Révocation d'Ousmane Sonko : Avenir «Senegaal bi ñu bëgg» pour la dépolitisation de l’administration publique

Les indignations se suivent du côté des centrales syndicales comme de la mouvance de l’opposition. La Plateforme politique Avenir «Senegaal bi ñu bëgg» a dans ce sens réagi à la révocation d’Ousmane Sonko de la Fonction publique.


«Après avoir indûment limogé Mme Nafi Ngom Keïta en violation de l’Etat de droit, le Président Macky Sall a pris la décision inique de révoquer l’Inspecteur des Impôts Ousmane Sonko de la fonction publique sénégalaise. C’est le même Président Macky Sall qui vendait aux Sénégalais son projet de constitution en leur promettant de renforcer la démocratie et de consolider l’Etat de droit», commente Avenir «Senegaal bi ñu bëgg».
«L’acte posé par le Président de la République est un véritable coup de poignard à la démocratie, l’Etat de Droit et l’égalité des citoyens dans la République. Car au moment où il révoque un Haut Fonctionnaire de l’administration dont le seul tort est d’avoir choisi le camp de la vérité et de l’honneur, en s’opposant de manière radicale, à toutes les basses manœuvres politico-bureaucratiques qui ont fini de corrompre l’Etat, son propre parti politique, l’APR, est infesté de fonctionnaires sans aucun mérite, tapis dans les interstices de l’Etat et n’y agissant que pour les intérêts de l’Etat-APR et de la coalition Benno Bokk Yaakar», poursuit ensuite cette Plateforme politique
C’est pourquoi, elle considère «le décret de Macky Sall comme illégitime, Nul et Non Avenu et ne lui reconnait aucun fondement».
Non sans s’engager à «œuvrer avec tous les patriotes porteurs d’alternatives sérieuses au mode de gouvernance séculaire de l’Etat ainsi qu’au despotisme qui a été la caractéristique de tous les régimes qui ont gouverné le Sénégal, pour rétablir l’Inspecteur Ousmane Sonko dans ses droits inaliénables».
Me Mame Adama Gueye et ses camarades de continuer leur diatribe : «Demain il fera jour et, le cas échéant, tous les préjudices subis par l’Inspecteur Ousmane Sonko, au plan professionnel, moral et matériel seront réparés par l’Etat».
Rappelant aux Sénégalais que, conformément à leurs propres principes et aux recommandations des Assises Nationales et de la CNRI auxquelles ils adhèrent, ils ont toujours œuvré et continuent d’œuvrer pour la «dépolitisation de l’Administration Publique» en la soustrayant de toutes les logiques partisanes, des influences nocives et des calculs et querelles de positionnement qui ont cours dans tous les partis au pouvoir.
«Si le Président Macky avait démissionné de la Présidence de son Parti l’APR avant de prendre la charge de Président de la République du Sénégal, comme il s’y était engagé en signant la charte de Gouvernance des Assises Nationales, et s’il s’était gardé de nommer ses militants, clients et courtisans aux plus hautes fonctions de l’Etat, militants dont certains n’ont ni la compétence ni la vertu pour occuper lesdites fonctions, il aurait eu toute la légitimité et l’Autorité pour demander aux autres fonctionnaires, fussent-ils des Présidents de Parti Politique, de suivre son exemple.

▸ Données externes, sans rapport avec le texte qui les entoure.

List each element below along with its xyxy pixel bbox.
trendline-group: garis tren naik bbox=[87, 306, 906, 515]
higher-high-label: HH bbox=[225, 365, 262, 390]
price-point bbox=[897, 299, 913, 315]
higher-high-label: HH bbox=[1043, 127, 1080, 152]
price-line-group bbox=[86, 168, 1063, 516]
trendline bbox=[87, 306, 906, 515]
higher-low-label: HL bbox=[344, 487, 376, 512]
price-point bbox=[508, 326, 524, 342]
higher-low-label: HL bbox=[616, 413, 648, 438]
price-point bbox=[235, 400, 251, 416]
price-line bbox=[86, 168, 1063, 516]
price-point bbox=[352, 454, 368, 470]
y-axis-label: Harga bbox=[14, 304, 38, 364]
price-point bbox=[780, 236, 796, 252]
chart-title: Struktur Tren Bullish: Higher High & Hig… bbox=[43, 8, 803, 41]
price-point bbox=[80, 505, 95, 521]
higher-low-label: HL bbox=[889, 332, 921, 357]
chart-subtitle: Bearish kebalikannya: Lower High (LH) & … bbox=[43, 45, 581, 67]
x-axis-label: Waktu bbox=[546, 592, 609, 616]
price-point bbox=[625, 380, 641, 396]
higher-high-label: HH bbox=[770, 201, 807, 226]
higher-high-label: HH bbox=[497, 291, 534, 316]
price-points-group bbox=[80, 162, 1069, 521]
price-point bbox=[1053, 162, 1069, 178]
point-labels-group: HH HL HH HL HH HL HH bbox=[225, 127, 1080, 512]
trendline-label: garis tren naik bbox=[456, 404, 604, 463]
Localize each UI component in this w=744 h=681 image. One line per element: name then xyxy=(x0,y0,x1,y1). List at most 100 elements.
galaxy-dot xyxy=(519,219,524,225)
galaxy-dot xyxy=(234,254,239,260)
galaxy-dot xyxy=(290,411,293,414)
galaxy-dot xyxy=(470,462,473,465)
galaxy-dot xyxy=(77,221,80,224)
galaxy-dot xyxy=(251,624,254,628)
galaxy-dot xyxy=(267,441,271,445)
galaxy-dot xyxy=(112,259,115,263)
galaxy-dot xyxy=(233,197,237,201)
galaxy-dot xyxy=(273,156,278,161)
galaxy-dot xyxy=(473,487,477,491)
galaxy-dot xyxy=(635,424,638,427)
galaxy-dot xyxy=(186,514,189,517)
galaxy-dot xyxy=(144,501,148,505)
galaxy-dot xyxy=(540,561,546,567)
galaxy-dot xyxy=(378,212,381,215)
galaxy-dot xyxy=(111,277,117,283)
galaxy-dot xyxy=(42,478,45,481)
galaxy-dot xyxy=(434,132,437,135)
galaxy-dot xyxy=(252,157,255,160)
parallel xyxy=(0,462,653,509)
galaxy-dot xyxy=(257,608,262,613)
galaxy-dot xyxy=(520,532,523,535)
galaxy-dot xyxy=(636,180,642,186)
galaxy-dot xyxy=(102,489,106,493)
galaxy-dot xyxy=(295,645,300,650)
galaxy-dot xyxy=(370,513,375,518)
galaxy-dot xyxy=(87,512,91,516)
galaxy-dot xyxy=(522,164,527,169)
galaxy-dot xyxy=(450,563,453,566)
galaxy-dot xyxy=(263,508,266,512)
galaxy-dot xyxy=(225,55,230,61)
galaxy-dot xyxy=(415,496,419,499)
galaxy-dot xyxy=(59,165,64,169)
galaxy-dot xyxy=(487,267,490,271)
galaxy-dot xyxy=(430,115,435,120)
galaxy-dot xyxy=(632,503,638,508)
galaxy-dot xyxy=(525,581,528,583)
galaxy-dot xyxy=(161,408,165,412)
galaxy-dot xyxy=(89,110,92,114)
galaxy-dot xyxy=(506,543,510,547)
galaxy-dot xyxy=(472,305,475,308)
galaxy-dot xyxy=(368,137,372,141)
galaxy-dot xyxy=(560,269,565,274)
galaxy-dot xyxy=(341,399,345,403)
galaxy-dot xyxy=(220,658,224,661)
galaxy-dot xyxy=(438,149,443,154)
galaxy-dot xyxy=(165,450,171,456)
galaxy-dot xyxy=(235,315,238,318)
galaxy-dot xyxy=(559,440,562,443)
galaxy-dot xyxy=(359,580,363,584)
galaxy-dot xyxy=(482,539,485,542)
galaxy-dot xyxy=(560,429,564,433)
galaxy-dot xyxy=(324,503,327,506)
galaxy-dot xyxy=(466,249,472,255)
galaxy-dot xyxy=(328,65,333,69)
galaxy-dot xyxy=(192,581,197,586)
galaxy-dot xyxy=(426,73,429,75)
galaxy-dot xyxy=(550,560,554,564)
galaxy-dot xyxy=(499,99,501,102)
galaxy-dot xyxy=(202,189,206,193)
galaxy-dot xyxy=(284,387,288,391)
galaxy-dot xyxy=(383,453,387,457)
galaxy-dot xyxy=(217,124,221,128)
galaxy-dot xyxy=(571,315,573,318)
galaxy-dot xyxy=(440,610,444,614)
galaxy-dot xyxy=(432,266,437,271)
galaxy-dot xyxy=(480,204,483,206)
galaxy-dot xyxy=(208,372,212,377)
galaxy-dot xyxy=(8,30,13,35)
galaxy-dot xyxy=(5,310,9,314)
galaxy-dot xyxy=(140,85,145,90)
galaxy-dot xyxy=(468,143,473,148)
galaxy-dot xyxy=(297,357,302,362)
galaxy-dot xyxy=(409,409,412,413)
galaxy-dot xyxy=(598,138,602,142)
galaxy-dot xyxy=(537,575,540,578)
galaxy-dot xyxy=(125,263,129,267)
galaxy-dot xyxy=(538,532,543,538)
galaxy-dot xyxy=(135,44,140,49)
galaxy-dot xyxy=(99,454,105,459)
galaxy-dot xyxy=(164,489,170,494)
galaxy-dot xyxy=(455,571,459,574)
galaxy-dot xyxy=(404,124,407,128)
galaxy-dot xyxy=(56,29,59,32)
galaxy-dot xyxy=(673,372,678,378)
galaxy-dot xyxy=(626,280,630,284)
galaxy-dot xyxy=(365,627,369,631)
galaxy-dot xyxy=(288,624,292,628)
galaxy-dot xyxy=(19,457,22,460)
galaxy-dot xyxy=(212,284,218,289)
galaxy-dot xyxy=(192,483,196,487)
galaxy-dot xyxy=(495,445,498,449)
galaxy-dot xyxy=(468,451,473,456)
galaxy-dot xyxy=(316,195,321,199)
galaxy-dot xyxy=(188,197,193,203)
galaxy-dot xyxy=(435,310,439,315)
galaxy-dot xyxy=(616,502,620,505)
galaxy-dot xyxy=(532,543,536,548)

Mais comme le dit l’adage, le poisson pourrit par la tête», signale Avenir «Senegaal bi ñu bëgg».
Les membres de la Plateforme invitent l’ex inspecteur des Impôts et non leader du parti PASTEF «à ne rien regretter dans son acte de haute portée patriotique et invite tous les Fonctionnaires patriotes et républicains, dignes fils et Filles du Sénégal, à ne point se laisser impressionner par l’autoritarisme et à rester fidèles aux principes républicains.»
«Oui à l’allégeance à la République, Non à l’allégeance au ‘’Prince’’», scandent-ils.
Et de terminer : «Le Sénégal que nous voulons, autrement dit, Senegaal Bi Ñu Bëgg, sera un Sénégal de l’éthique et de la compétence, où les patriotes et les républicains, vertueux et compétents, prendront le pouvoir et mettront un terme au règne de la ‘’Médiocratie’’ dans laquelle le nivellement par le bas, le clientélisme, les passes droits et les compromissions sont érigées en règles. Dans ce système rétrograde APR-BENNO BOKK YAKAAR, irrémédiablement voué à l’échec, la nouvelle trouvaille semble être le ‘’meurtre’’ symbolique des adversaires politiques et les punissant pour ne pas avoir fait allégeance au clan au pouvoir.»